Patine
BRNS
La critique est facile, l'art est difficile. Voilà ce que disent parfois certains artistes, et surtout leurs fans, face à des retours pas très positifs de la part de juges forcément injustes. Et c'est vrai que les critiques sont généralement des gens aigris et désabusés qui ne trouvent leur bonheur que dans le malheur des autres, qui n'existent qu'en démolissant ce que d'autres mettent tant d'années, d'énergie et de volonté à construire. Et nous sommes régulièrement les premiers à prendre notre pied en crachant dans la soupe.
Pourtant, il arrive qu'un rayon de soleil traverse un cœur plus noir qu'une nuit sans lune au milieu du désert. Et qu'on s'attache à un artiste qu'on aurait donc envie de défendre. C'est le cas des bruxellois de BRNS. Certes, ils ne sont pas les "nouveaux Radiohead", mais ils dégagent une sincérité, une énergie et une ambition bien trop rares dans le morne paysage pop-rock belge. Tout cela se concrétisant plutôt bien en live, et sur leur EP (Wounded) sorti en 2013. On aurait donc vraiment voulu pouvoir dire du bien de ce disque. Et puis, on l'a écouté. Plusieurs d'entre-nous. Séparément, et sans se concerter. La conclusion était sans appel et (presque) générale : le premier album de BRNS n'est pas très bon. On a bien tenté de se le refiler afin de ne pas prendre la responsabilité d'une bonne critique pas très honnête ou d'une mauvaise critique pas très sympa, mais il a bien fallu se rendre à l'évidence : on n'allait pas pouvoir en dire beaucoup de bien.
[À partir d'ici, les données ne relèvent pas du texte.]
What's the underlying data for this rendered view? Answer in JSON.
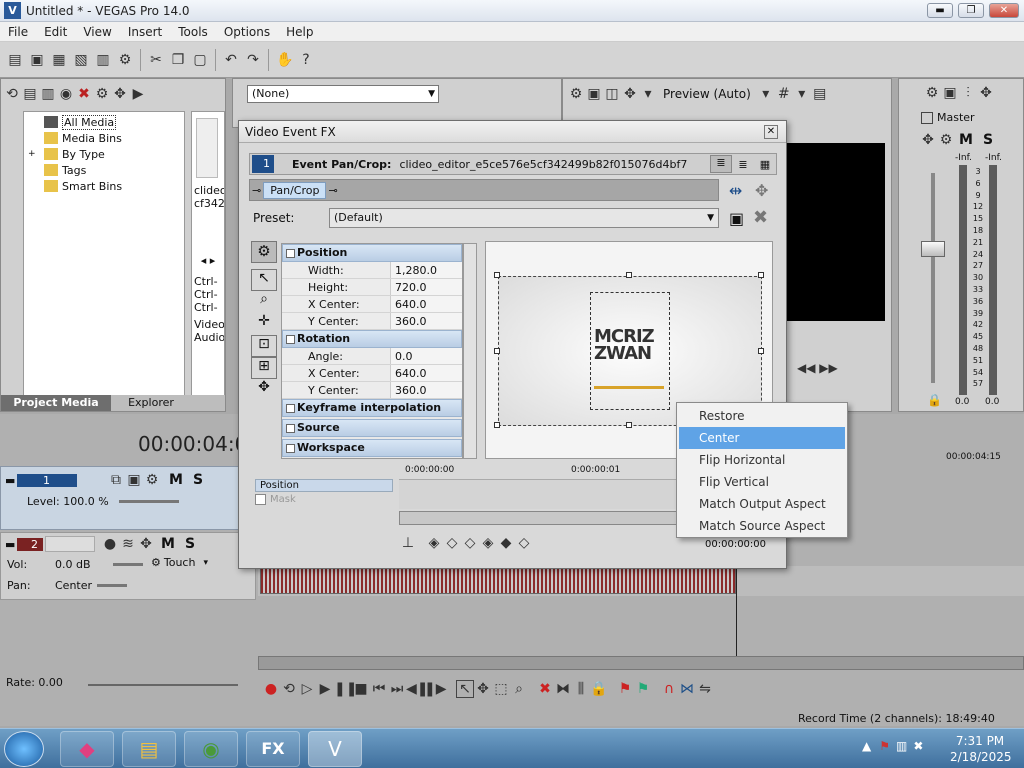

Que les choses soient claires, l'album n'est pas un ratage complet, loin de là. Ce qui reste principalement intact, c'est l'ambition. Indubitablement, le groupe a voulu réaliser un grand album. Les structures des morceaux sont complexes et évolutives, mélangeant les styles et les influences tout en ménageant un espace pour créer une identité à leur musique. Oui, on reconnaît un morceau de BRNS facilement, d'autant plus que les arrangements accentuent encore davantage le relief accidenté des compositions : arpèges de guitare et batteries syncopées virevoltent autour d'une voix très identifiable. Malheureusement, ils ont réalisé un album trop grand pour eux.
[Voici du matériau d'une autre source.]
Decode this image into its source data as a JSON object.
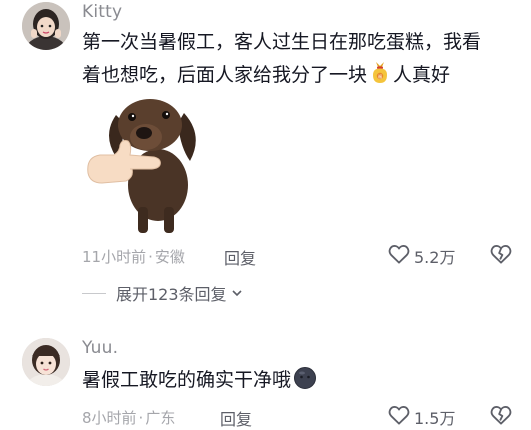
{
  "comments": [
    {
      "username": "Kitty",
      "text_line1": "第一次当暑假工，客人过生日在那吃蛋糕，我看",
      "text_line2_before": "着也想吃，后面人家给我分了一块",
      "text_line2_after": "人真好",
      "inline_emoji_icon": "blessing-bag-icon",
      "sticker_icon": "dachshund-pointing-sticker",
      "time": "11小时前",
      "location": "安徽",
      "separator": "·",
      "reply_label": "回复",
      "like_count": "5.2万",
      "expand_replies_label": "展开123条回复"
    },
    {
      "username": "Yuu.",
      "text_before": "暑假工敢吃的确实干净哦",
      "inline_emoji_icon": "dark-face-emoji-icon",
      "time": "8小时前",
      "location": "广东",
      "separator": "·",
      "reply_label": "回复",
      "like_count": "1.5万"
    }
  ],
  "colors": {
    "text_primary": "#161823",
    "text_secondary": "#8a8b91",
    "text_meta": "#a5a6ab",
    "action": "#5d5f68"
  }
}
Car la voix, si elle crée une identité au disque, n'en devient pas moins horripilante sur la moitié des morceaux du disque (la palme revenant à "Omen"). La batterie peine à transformer la richesse des structures rythmiques en énergie, et les ornements de guitare deviennent vite des artefacts plus pénibles qu'intriguants. Si certains y trouveront peut-être leur compte en laissant leur intellect décortiquer le travail accompli, Patine laissera les fans du tubesque "Mexico" sur le carreau, faute de carburant pour transformer les stimulations de notre cerveau en flamme pour réchauffer notre cœur rabougri.
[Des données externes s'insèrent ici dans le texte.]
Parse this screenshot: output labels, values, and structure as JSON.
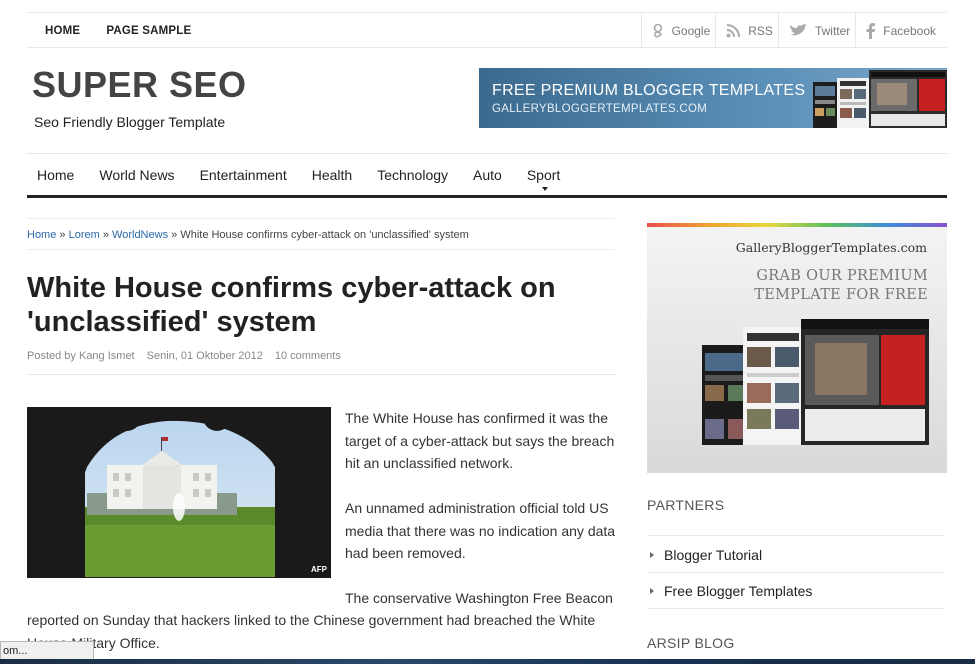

Quelques morceaux s'en sortent mieux, néanmoins. Le premier single "Void", qui ouvre l'album, laisse entrevoir une belle tension sur fond de bruit électrique à la guitare pendant les quatre premières minutes, malheureusement mal conclues par un final pas trop à la hauteur. "My Head is Into You" offre une belle combinaison batterie/voix et une construction un poil plus linéaire qui amène l'auditeur à la conclusion la plus explosive du disque. A côté de ça, "Slow Heart" est un ratage d'autant plus dommage que certains passages laissent imaginer un bon titre de base qui s'est perdu au milieu de triturations inutiles. "Many Chances", malgré quelques passages très réussis, ressemble trop au collage de quatre idées de morceaux mis côte à côte, tandis que "One, Two, Three, Four" tente d'intégrer ce qui s'apparente à l'univers de la chanson enfantine, mais le résultant sonne totalement artificiel, malgré l'utilisation d'une couleur vocale différente. Ne parlons même pas de "Any House" qui résume à lui seul les soucis dans l'album : il vous donnera mal à la tête avant que vous y preniez le moindre plaisir.
Au final, l'histoire de BRNS nous fait penser à celle de Bacon Caravan Creek. Un groupe belge avec un gros potentiel, quelques bons morceaux, des prestations live plutôt appréciées et le soutien de la critique. On espère sincèrement que la conclusion de l'histoire ne sera pas la même, et que ce premier album porteur d'ambitions mal mises en œuvre servira d'engrais à un projet auquel on ne souhaite que du bien.